In the beginning, she didn’t know what to think
about the sport. “It was nice to have a coach who paid
attention to me,” she said. “I had moral support and
feedback.
“There are good days and there are bad days
and some days can be really ugly. I have frustration
with my technique, Jianping may be jumping down
my throat. He is an absolute perfectionist, a great guy
and the best coach I’ve had in any sport, but some
days he will ride your horse. That’s what makes us
all improve every week. Weightlifting has been positive
and uplifting. It’s pushed me to fight through the
pain.
“You do it because it forces you to dig deeper,”

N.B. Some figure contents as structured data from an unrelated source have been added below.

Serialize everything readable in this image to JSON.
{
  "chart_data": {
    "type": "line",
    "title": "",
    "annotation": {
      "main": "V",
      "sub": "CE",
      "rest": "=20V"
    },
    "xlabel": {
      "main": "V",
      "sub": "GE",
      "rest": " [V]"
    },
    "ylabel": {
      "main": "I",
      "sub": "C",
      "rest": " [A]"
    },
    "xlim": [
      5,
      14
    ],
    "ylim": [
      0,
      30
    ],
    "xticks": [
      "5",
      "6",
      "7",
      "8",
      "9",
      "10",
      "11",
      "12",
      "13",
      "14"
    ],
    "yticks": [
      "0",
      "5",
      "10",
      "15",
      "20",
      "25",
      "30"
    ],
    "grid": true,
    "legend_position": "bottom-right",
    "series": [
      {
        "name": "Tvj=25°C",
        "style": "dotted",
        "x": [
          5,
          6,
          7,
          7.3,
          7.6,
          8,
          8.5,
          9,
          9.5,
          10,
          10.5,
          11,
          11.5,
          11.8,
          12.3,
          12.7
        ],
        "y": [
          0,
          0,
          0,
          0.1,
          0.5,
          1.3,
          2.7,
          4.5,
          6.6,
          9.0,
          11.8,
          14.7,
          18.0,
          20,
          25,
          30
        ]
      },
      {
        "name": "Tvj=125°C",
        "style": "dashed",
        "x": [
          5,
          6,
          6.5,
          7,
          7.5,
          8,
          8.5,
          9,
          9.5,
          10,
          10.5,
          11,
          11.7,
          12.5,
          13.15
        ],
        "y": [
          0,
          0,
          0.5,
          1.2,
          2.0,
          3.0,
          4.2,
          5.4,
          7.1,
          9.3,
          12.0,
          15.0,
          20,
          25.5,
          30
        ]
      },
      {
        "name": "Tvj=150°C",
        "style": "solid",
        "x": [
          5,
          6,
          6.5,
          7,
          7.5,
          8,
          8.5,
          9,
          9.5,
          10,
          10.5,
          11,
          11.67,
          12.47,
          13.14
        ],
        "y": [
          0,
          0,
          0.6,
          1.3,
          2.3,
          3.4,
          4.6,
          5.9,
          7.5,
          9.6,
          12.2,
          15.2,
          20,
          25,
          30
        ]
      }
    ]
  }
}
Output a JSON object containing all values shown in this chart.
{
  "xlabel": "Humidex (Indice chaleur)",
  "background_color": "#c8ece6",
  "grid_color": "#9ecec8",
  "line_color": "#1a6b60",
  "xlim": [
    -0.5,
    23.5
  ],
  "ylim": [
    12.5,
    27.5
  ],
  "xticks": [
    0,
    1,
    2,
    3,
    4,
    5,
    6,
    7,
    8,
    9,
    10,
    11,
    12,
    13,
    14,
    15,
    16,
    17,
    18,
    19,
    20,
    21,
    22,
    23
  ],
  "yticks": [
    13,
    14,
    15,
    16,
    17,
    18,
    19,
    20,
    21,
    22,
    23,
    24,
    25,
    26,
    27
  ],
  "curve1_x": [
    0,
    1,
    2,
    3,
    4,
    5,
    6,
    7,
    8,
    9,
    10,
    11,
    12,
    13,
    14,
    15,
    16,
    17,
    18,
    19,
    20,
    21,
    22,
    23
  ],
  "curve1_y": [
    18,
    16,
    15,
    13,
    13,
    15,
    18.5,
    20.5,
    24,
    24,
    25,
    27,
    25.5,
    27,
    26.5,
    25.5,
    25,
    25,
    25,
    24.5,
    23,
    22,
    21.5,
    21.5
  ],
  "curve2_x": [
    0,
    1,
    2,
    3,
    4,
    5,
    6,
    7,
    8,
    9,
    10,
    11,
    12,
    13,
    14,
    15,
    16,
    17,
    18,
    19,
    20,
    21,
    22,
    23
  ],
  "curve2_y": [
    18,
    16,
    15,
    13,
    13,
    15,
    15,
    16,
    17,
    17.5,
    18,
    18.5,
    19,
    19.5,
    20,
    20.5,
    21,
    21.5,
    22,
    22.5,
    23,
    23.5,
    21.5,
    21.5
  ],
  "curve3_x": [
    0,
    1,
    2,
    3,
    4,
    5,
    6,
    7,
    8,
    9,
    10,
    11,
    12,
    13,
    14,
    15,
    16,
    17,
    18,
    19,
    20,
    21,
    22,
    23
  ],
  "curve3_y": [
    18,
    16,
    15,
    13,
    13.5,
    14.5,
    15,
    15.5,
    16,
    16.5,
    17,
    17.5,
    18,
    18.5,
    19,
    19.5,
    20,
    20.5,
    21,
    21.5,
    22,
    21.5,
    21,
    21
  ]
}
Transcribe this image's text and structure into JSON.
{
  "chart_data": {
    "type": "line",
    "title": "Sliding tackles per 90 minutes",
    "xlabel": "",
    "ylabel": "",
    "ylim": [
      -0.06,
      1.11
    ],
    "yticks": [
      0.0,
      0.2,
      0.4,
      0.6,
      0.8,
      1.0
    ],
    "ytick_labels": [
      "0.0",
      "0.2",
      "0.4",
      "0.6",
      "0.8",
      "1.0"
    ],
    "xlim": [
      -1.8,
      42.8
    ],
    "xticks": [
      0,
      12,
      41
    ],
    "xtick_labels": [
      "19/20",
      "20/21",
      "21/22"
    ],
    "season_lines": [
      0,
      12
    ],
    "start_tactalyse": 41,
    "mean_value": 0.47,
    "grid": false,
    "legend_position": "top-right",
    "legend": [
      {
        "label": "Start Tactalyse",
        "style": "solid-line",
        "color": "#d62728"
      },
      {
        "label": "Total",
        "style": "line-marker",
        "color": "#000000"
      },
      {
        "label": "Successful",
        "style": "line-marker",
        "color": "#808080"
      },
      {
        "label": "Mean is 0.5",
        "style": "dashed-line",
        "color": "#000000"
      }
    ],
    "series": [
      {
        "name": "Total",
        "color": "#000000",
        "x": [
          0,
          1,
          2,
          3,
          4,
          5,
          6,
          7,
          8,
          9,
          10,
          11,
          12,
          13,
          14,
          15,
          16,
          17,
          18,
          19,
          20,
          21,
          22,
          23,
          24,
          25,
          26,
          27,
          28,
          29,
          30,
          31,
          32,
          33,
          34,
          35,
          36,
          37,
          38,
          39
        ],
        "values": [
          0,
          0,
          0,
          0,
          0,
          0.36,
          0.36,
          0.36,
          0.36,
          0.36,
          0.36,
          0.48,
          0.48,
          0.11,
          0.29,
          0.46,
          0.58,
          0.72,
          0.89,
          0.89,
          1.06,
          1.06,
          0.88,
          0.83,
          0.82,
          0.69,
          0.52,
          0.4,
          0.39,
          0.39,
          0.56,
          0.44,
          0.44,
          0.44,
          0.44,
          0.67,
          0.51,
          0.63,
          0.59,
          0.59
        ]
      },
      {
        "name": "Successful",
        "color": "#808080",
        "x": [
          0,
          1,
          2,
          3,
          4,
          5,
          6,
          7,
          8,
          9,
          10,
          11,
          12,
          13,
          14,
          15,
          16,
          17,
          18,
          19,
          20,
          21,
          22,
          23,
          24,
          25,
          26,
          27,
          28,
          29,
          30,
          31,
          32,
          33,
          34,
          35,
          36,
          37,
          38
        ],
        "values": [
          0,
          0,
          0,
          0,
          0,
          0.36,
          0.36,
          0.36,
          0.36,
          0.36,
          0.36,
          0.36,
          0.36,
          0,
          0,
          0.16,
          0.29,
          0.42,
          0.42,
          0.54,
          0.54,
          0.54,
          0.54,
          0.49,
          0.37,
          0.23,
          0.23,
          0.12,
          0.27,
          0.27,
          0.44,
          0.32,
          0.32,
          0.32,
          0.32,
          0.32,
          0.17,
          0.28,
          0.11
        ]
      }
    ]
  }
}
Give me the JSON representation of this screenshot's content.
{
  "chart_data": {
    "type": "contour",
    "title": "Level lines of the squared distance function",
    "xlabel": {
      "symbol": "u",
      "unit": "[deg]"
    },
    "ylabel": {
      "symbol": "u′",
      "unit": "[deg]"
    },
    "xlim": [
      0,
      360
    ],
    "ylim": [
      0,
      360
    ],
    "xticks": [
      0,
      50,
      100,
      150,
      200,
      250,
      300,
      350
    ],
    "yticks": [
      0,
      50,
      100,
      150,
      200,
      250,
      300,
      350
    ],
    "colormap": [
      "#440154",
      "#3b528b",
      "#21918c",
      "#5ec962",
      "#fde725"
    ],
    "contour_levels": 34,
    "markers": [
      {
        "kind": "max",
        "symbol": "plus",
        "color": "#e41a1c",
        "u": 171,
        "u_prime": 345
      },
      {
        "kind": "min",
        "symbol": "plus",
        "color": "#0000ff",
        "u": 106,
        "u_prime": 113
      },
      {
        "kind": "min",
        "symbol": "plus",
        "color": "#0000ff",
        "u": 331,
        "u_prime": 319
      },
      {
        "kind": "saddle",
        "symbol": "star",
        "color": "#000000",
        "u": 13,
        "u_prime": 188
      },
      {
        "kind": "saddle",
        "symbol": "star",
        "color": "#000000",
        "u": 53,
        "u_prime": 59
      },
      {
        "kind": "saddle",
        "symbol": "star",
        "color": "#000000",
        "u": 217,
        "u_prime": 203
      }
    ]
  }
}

she said. “In a lot of sports you can scrape by and
blame something on anybody else. Weightlifting is
an individual sport, the proof is in the puddin’. It’s
a natural test of the human ability. There aren’t any
gimicks.”
McCalla says being female and staying mentally
tough can be obstacles. “Some days I don’t think I
can do this. You get mad if you have a bad meet. You
think, ‘I shouldn’t have stayed up late. I should have
watched my diet’. I watch my calories. I don’t drink
soda. I eliminated sodium as much as possible, excess
sugar and high fat. I try to get a lot of protein with my
workout in the form of whey because I don’t really eat
a lot of meat. I eat light through the week, just a little<
bit all day long, then on weekends I eat whatever I
want except before meets.
“Before the last meet I didn’t drink anything for
24 hours, didn’t eat anything for 48 hours, and hit the
sauna. Weight has been a really tough problem before
meets. It doesn’t matter if you train heavy, but before
a meet I can get fatigued and frustrated. After weighing
in, then you can eat. But I don’t lift well if I’ve
eaten a lot. My goal is to keep my weight down consistently
so it’s not a last-minute battle. Being female,
we have a little extra weight from time to time.”
How have the males in the sport treated her?
“I’m definitely in the boys’ club,” McCalla said. “They
kind of have taken me under their wing. They respect
me. They don’t hold back around me. When I was
pole vaulting I was around all guys. When I do have
issues, like my weight, they are very supportive.”
McCalla said 2012 seemed like a lifetime away
until she had a conversation with her father. “I’m
such a big advocator of not having regrets,” she said.
“I feel like in five years I’d regret not having tried (the
Olympics). At the same time, that’s so far away. I’m
almost through with college.
“My dad decided there are four things to
consider – if I stay injury-free, if I have Jianping, if
I’m physically able to lift, not just health-wise, but
strength-wise – if I’m not improving, can’t do this,
fine; and having the facilities to train at. The great
thing about weightlifting, if you do it correctly, it’s one
of the safest sports in the world. With Jianping, no
one does it incorrectly more than once.”
McCalla and several other trainees from USA
will get to see how the Chinese train firsthand when
they travel to China, spending several weeks at the
beginning of August. McCalla will go over a few days
early with Ma to investigate the possibility of her
training there for at least six months at a time after
she graduates. “I have to finish my degree,” she said.
“I don’t really enjoy school, but I know I have to do it.
I’m here for school, not weightlifting.”
In addition, she and several other athletes will
train and attend a Chinese team demonstration in Columbus, OH in March.
Her advice for other females interested in
pursuing weightlifting as a sport is to “just do it.